After council decided earlier this year to cover Central Park Outdoor Pool with a tent-like roof structure to make it usable throughout the winter season, a new report with estimated costs just made things more complicated.
Staff presented council with two options for the pool roof cover at a meeting July 10.
The first, cheaper option would be a $3.8-million contract increase to cover the pool by itself, as originally requested by council, according to a staff report.
But the option “poses a number of limitations,” according to staff, who said there would be additional operating costs to rent temporary change rooms, showers and washrooms as the current facilities are uncovered and do not have water in the winter.
The report added, “Without upgrading existing mechanical systems, only minimum pool heating would be provided.”

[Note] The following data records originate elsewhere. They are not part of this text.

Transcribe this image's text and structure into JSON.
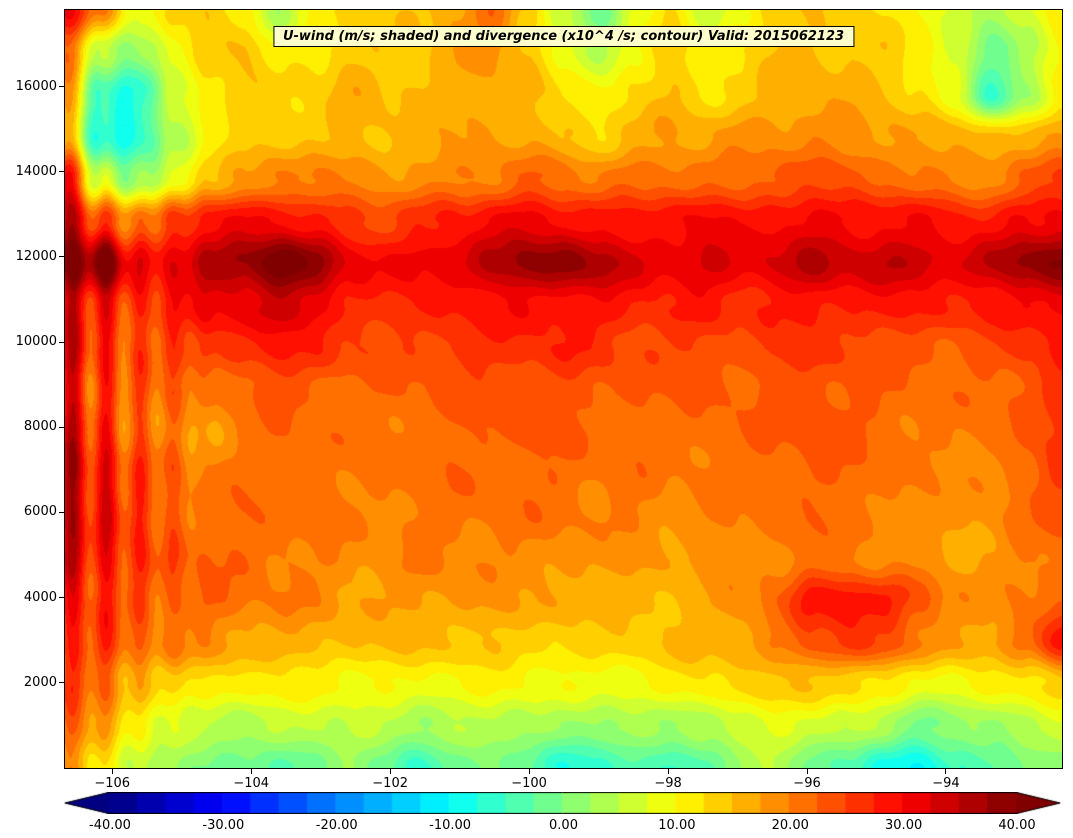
{
  "figure": {
    "background": "#ffffff",
    "title_box_bg": "#ffffcc",
    "axis_color": "#000000"
  },
  "chart_data": {
    "type": "heatmap",
    "title": "U-wind (m/s; shaded) and divergence (x10^4 /s; contour) Valid: 2015062123",
    "shaded_variable": "U-wind (m/s)",
    "contour_variable": "divergence (x10^4 /s)",
    "valid_time": "2015062123",
    "xlabel": "",
    "ylabel": "",
    "grid": false,
    "x_axis": {
      "min": -106.68,
      "max": -92.33,
      "ticks": [
        {
          "value": -106,
          "label": "−106"
        },
        {
          "value": -104,
          "label": "−104"
        },
        {
          "value": -102,
          "label": "−102"
        },
        {
          "value": -100,
          "label": "−100"
        },
        {
          "value": -98,
          "label": "−98"
        },
        {
          "value": -96,
          "label": "−96"
        },
        {
          "value": -94,
          "label": "−94"
        }
      ]
    },
    "y_axis": {
      "min": 0,
      "max": 17800,
      "ticks": [
        {
          "value": 2000,
          "label": "2000"
        },
        {
          "value": 4000,
          "label": "4000"
        },
        {
          "value": 6000,
          "label": "6000"
        },
        {
          "value": 8000,
          "label": "8000"
        },
        {
          "value": 10000,
          "label": "10000"
        },
        {
          "value": 12000,
          "label": "12000"
        },
        {
          "value": 14000,
          "label": "14000"
        },
        {
          "value": 16000,
          "label": "16000"
        }
      ]
    },
    "colormap": {
      "name": "jet",
      "level_min": -40,
      "level_max": 40,
      "level_step": 2.5,
      "extend": "both",
      "below_color": "#00007f",
      "above_color": "#7f0000"
    },
    "colorbar": {
      "orientation": "horizontal",
      "ticks": [
        {
          "value": -40,
          "label": "-40.00"
        },
        {
          "value": -30,
          "label": "-30.00"
        },
        {
          "value": -20,
          "label": "-20.00"
        },
        {
          "value": -10,
          "label": "-10.00"
        },
        {
          "value": 0,
          "label": "0.00"
        },
        {
          "value": 10,
          "label": "10.00"
        },
        {
          "value": 20,
          "label": "20.00"
        },
        {
          "value": 30,
          "label": "30.00"
        },
        {
          "value": 40,
          "label": "40.00"
        }
      ]
    },
    "field": {
      "units": "m/s",
      "nx": 29,
      "ny": 19,
      "x_min": -106.68,
      "x_max": -92.33,
      "y_min": 0,
      "y_max": 17800,
      "rows_order": "bottom-to-top",
      "values": [
        [
          18,
          12,
          6,
          2,
          0,
          -2,
          -4,
          0,
          2,
          -1,
          -6,
          -2,
          0,
          -3,
          -8,
          -5,
          -2,
          -6,
          -3,
          2,
          4,
          0,
          -4,
          -8,
          -10,
          -6,
          -3,
          0,
          2
        ],
        [
          22,
          18,
          10,
          6,
          5,
          4,
          5,
          6,
          5,
          4,
          3,
          4,
          5,
          4,
          2,
          2,
          3,
          2,
          4,
          7,
          8,
          7,
          5,
          3,
          0,
          1,
          3,
          5,
          6
        ],
        [
          24,
          22,
          17,
          13,
          12,
          11,
          11,
          11,
          10,
          10,
          10,
          10,
          10,
          10,
          9,
          9,
          10,
          11,
          12,
          13,
          14,
          15,
          14,
          12,
          10,
          9,
          10,
          12,
          14
        ],
        [
          26,
          25,
          22,
          20,
          19,
          18,
          17,
          16,
          15,
          15,
          15,
          15,
          15,
          14,
          14,
          13,
          14,
          15,
          16,
          18,
          20,
          24,
          26,
          24,
          20,
          18,
          17,
          22,
          30
        ],
        [
          28,
          26,
          24,
          23,
          22,
          21,
          20,
          19,
          18,
          18,
          18,
          18,
          18,
          17,
          17,
          16,
          16,
          16,
          17,
          19,
          22,
          28,
          30,
          28,
          24,
          20,
          18,
          20,
          22
        ],
        [
          33,
          28,
          25,
          24,
          22,
          22,
          21,
          20,
          19,
          19,
          20,
          20,
          20,
          19,
          19,
          18,
          18,
          17,
          18,
          19,
          20,
          21,
          20,
          19,
          18,
          17,
          18,
          20,
          22
        ],
        [
          32,
          30,
          25,
          23,
          21,
          22,
          22,
          21,
          20,
          20,
          21,
          21,
          21,
          21,
          21,
          20,
          20,
          19,
          20,
          20,
          21,
          22,
          21,
          20,
          19,
          18,
          19,
          21,
          23
        ],
        [
          33,
          30,
          24,
          22,
          20,
          21,
          22,
          21,
          20,
          21,
          21,
          22,
          22,
          22,
          22,
          21,
          21,
          20,
          21,
          21,
          22,
          23,
          22,
          21,
          20,
          19,
          20,
          22,
          26
        ],
        [
          30,
          26,
          22,
          20,
          18,
          20,
          22,
          22,
          21,
          21,
          22,
          22,
          23,
          23,
          23,
          22,
          22,
          21,
          22,
          22,
          23,
          24,
          23,
          22,
          21,
          20,
          21,
          23,
          25
        ],
        [
          28,
          25,
          23,
          22,
          20,
          22,
          24,
          23,
          22,
          22,
          23,
          23,
          24,
          24,
          24,
          23,
          23,
          22,
          23,
          22,
          23,
          24,
          23,
          22,
          22,
          21,
          22,
          24,
          26
        ],
        [
          30,
          26,
          24,
          25,
          26,
          27,
          28,
          27,
          25,
          24,
          25,
          26,
          26,
          27,
          27,
          26,
          25,
          25,
          25,
          24,
          25,
          26,
          25,
          24,
          24,
          23,
          24,
          26,
          28
        ],
        [
          32,
          28,
          26,
          28,
          30,
          32,
          34,
          32,
          28,
          26,
          27,
          28,
          29,
          30,
          30,
          29,
          28,
          27,
          28,
          27,
          28,
          29,
          28,
          28,
          28,
          27,
          28,
          30,
          32
        ],
        [
          38,
          42,
          30,
          32,
          36,
          38,
          43,
          38,
          32,
          30,
          31,
          33,
          36,
          38,
          39,
          36,
          33,
          32,
          33,
          32,
          33,
          35,
          34,
          35,
          34,
          33,
          35,
          38,
          40
        ],
        [
          35,
          25,
          20,
          25,
          28,
          30,
          30,
          28,
          26,
          25,
          26,
          28,
          30,
          31,
          30,
          29,
          28,
          29,
          30,
          29,
          30,
          31,
          30,
          30,
          29,
          28,
          28,
          30,
          32
        ],
        [
          30,
          5,
          0,
          8,
          15,
          18,
          20,
          20,
          19,
          18,
          19,
          20,
          21,
          22,
          21,
          20,
          21,
          22,
          22,
          22,
          23,
          24,
          23,
          22,
          21,
          20,
          20,
          22,
          25
        ],
        [
          15,
          -6,
          -8,
          3,
          10,
          13,
          14,
          15,
          16,
          15,
          16,
          17,
          17,
          17,
          15,
          14,
          16,
          17,
          17,
          18,
          19,
          20,
          19,
          18,
          17,
          16,
          15,
          16,
          18
        ],
        [
          18,
          -6,
          -8,
          5,
          12,
          15,
          13,
          14,
          16,
          15,
          16,
          17,
          17,
          16,
          12,
          10,
          13,
          15,
          13,
          14,
          16,
          17,
          16,
          15,
          13,
          8,
          -5,
          2,
          10
        ],
        [
          22,
          5,
          2,
          8,
          14,
          15,
          10,
          12,
          15,
          14,
          15,
          17,
          18,
          15,
          8,
          5,
          10,
          14,
          10,
          12,
          15,
          16,
          15,
          14,
          12,
          6,
          -2,
          4,
          10
        ],
        [
          30,
          20,
          8,
          12,
          15,
          12,
          3,
          10,
          14,
          13,
          15,
          18,
          22,
          15,
          5,
          -3,
          8,
          12,
          6,
          10,
          14,
          15,
          13,
          12,
          10,
          8,
          3,
          8,
          12
        ]
      ]
    }
  }
}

The second, more expensive option, at total of $7.47 million, would cover the pool and change rooms with a winterized pre-engineered steel building with insulated panels and an HVAC system.
The building would have large garage doors that could be opened in the summer for “an open swimming experience” with skylights.
The report says the option would encourage year-round swim programs and eliminate the need for separate heated washrooms and change areas.
The structure could be disassembled and used elsewhere when Central Park Pool needs replacement, according to the report, though staff told council it would cost around $600,000 to move the structure.
‘A challenge operationally’
Both options are uncharted territory for Burnaby staff.
“This has never been done before,” Mary Morrison-Clark, the city’s general manager of parks and recreation, told council.
“I can’t find an example of where a city has covered an outdoor pool with this type of structure,” she said, acknowledging she isn’t aware of every covered pool.
“But we know that this will be a challenge operationally. We don’t have experience with this. We had staff on site last week trying to imagine some of the operational challenges that will be created.”
Some of those challenges include lifeguard sightlines due to the pool cover limiting the pool deck, as well as uncertainty over the air quality the structure would create with the HVAC system. The pool’s bulkhead, which is used for swim meets, is typically installed from above using a crane, but that won’t be possible with a roof covering the pool.
The pool, built in 1962, has a life expectancy of another five to 10 years and is “at or near the end of its useful life,” according to a previous staff report.
But that’s based on its regular operation as a summer outdoor pool.
“We’re going to be asking that pool to perform outside of its regular operating envelope and working into temperatures that outdoor pools are challenged to make,” Morrison-Clark said.
Councillors were not impressed with either option.
“I don’t like either one of these options,” Coun. Daniel Tetrault said.
He said he originally preferred the first option because it was low-cost and had a low operational impact.
He said the first option is “not that feasible” but questioned whether the second is “worth the cost given the life expectancy of the pool.”
“But I also understand the need for more pool space across the city, I so understand that we’re in a difficult dilemma.”
Council referred the report back to staff to bring forward more information and recommendations as soon as possible.
Mayor Mike Hurley, who slammed the parks department for not planning a replacement for C.G. Brown Pool (demolished late last year) and pressed to cover Central Park Pool, was not in attendance at the July 10 council meeting.